Residents also prepared for flooding along the river in Nebraska and Iowa, where water has already spilled over the banks in several low-lying areas.

A riverside subdivision near the northwest Iowa city of Sloan called for help filling sandbags, while residents of the northeast Nebraska cabin community of Lazy River Acres left their homes Sunday before floodwater could block their escape.

Knox County emergency manager Laura Hintz told the Norfolk Daily News that Nebraska Highway 12, which connects Lazy River Acres with Niobrara and Verdel, could be flooded over soon.

In Montana, flooding near Hardin on Sunday morning brought down telephone equipment that handles 911 and long-distance calls for Glendive, Miles City, Sidney, Fairview, Colstrip, Forsyth, Wibaux and Terry.

Emergency calls were rerouted until full service was restored at about 11 a.m. Monday, Qwest spokeswoman Michelle Jackson said.

In the central Montana town of Roundup, houses and businesses remained under several feet of water from the Musselshell River, which first topped its banks and swept through town Thursday.

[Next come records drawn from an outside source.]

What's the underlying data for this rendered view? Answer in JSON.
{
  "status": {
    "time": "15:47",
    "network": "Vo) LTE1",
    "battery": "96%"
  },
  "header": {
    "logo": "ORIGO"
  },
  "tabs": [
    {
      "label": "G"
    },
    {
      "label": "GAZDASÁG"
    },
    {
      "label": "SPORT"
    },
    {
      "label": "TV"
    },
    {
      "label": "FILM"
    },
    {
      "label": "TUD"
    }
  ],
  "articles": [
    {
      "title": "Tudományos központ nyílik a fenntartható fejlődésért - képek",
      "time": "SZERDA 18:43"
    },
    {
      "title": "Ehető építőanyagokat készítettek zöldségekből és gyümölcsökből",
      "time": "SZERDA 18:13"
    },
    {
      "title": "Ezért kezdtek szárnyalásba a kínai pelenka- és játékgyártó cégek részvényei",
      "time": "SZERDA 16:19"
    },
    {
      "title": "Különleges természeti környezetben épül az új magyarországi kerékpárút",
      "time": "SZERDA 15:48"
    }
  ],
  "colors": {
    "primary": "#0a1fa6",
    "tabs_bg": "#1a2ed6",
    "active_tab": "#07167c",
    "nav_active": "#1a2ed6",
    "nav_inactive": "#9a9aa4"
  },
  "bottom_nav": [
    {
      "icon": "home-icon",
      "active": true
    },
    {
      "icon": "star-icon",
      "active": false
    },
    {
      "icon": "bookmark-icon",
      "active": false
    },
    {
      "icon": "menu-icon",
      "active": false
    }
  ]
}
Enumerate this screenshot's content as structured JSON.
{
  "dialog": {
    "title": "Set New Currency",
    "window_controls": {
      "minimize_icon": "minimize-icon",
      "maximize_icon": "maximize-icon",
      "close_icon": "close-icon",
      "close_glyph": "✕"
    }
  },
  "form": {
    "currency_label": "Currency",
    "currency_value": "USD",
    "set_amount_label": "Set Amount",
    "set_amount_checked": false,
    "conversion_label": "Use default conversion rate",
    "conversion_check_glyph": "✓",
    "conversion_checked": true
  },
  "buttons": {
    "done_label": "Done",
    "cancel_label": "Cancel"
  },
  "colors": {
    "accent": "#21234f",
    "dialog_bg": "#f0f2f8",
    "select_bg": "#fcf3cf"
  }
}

A mandatory boil-water order was issued, said Major Lori Hampa-Chamberlin with the Montana National Guard. Crews were working to pull stranded vehicles out of flooded areas and most routes into or out of the town were cut off.

“They’re in trouble here,” Hampa-Chamberlin said. “It’s been raining nonstop.”

The Musselshell River level had fallen about 6 inches by Monday. However, that drop was expected to slow with Monday’s rain, said Brian Tesar with the National Weather Service in Billings.

Tesar said the expected warm-up later in the week raised the chances of flooding along the Yellowstone, Tongue, and Shields rivers in central and eastern Montana.